Ulysses, by, James Joyce. Do y'all even? · 3:34am Jun 25th, 2015
Have you heard of this book? I know it is famous, but I was surprised to find a fair number of my friends offline have never heard of it (though, actually, not so surprising, considering I have like no literature-interested friends, save one--and that one didn't even really know of the book).
Anyway, to those who have heard of it, and those who have not, Ulysses is a novel by the Irish author James Joyce (no fretting, I am not gunna lecture, just a whit of info., hopefully peak some interest, then done). Published in 1922... confused reception... praising and condemning alike... banned in America at its publication... banned a lot of places, actually... labeled lewd (one of the main characters masturbating in a scene was probably the biggest issue with that)... said to be too difficult to read and is nonsense. A monument of Modernist Literature (in my opinion the last great literary movement--containing such authors as Kawabata and Kafka as well), and radical style--for its style it is very often, almost exclusively, associated with great difficulty, which is really too bad, for it is a marvelous joy to read. Its "stream-of-conscious" style is what causes, I think, a lot of its difficulty, but that is also what makes it so great, for, with almost no narrator interference, the reader gets a stark peek at the character's hidden world inside their mind.
There's a lot more to this book, but I don't what to go too into it and bore anypony anymore than I have already.
This is the cover of the copy I am reading (a copy I find very exhaustive in introduction and endnotes--very helpful!):
I just wanted to share about this book to fellow readers and writers to take a crack at if y'all are so inclined. It's a daunting book, but so rewarding!

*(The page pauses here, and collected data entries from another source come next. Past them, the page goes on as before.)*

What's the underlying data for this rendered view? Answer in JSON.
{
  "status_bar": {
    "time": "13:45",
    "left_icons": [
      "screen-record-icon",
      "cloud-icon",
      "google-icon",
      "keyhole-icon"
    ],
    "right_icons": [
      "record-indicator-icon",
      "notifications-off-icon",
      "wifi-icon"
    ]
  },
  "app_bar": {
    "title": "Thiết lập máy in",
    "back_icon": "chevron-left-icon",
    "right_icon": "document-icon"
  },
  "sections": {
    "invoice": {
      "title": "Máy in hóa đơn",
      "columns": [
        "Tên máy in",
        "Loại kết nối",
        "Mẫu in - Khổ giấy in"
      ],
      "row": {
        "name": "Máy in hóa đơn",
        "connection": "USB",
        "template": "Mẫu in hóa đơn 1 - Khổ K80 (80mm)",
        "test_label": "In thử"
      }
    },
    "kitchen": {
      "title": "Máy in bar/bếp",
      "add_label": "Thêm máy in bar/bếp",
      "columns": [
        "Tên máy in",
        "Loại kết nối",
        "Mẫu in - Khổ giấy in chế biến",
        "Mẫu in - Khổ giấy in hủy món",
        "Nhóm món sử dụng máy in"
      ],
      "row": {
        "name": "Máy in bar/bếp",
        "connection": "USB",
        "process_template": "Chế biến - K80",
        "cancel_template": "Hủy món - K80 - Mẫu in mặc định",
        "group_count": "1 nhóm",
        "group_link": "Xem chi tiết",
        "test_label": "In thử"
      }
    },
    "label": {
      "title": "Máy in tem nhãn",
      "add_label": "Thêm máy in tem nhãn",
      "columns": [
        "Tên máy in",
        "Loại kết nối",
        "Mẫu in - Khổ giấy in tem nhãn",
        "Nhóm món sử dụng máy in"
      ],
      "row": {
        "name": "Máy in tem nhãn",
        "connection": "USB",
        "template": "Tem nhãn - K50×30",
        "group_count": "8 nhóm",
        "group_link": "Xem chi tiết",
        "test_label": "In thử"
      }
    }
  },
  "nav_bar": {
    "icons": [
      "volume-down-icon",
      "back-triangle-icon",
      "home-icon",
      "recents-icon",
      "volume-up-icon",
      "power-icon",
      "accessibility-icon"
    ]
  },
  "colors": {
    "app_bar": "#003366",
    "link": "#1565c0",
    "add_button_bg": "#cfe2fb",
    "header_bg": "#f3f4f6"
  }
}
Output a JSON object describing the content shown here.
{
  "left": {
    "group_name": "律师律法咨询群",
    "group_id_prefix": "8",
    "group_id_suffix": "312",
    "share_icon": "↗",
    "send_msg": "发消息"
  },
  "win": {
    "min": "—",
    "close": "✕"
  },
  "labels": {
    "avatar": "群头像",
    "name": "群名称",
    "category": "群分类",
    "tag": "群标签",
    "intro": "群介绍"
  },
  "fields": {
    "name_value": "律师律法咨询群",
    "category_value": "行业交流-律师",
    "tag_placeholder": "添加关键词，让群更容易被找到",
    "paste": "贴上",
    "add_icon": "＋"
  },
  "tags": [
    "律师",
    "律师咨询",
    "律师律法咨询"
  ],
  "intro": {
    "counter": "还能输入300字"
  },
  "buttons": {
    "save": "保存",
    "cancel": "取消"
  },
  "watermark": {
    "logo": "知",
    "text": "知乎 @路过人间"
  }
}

I heard about this book and I decided to read a bit. You see, in my cottage has a small upstairs bit that cuts off into an inside balcony. On that upstairs bit is a a few small shelves full of books that came with the house. I saw Ulysses one day and read the first few pages. In short, I didn't know what the fuck was going on, so I went back to reading about flannel designs.
3206914 Nice!
It's not everyone's cup of tea, so I don't blame ya
What do you find rewarding about it?
Ulysses was the keystone of a long, patient conspiracy led by Ezra Pound to take over the power structure of English literature. He spent years talking to all the new writers he could find, gathering together those whom he thought he could use, starting up new literary journals, and finding patrons to provide the funding, until in the mid-twenties he directly or indirectly controlled or influenced enough people to encourage his writers to write really weird stuff, and promote it ruthlessly. This included TS Eliot's "The love song of J Alfred Prufrock" and "The Waste Land", and "Ulysses". Pound actually revised "The Waste Land". The other writers he worked with include William Carlos Williams, Marianne Moore, Virginia Woolf, and I don't even remember who all else. Most of the people we now recognize as major modernist writers and poets. (He also worked on William Butler Yeats and Robert Frost, but they didn't get with the program.)
So when James Joyce and T.S. Eliot started publishing, they were published with Pound's help, in journals or by publishing houses Pound had helped establish, and got rave reviews from Pound's friends. If this large and widespread group of people hadn't all cooperated, we'd never have heard of Eliot or Joyce, or of literary modernism.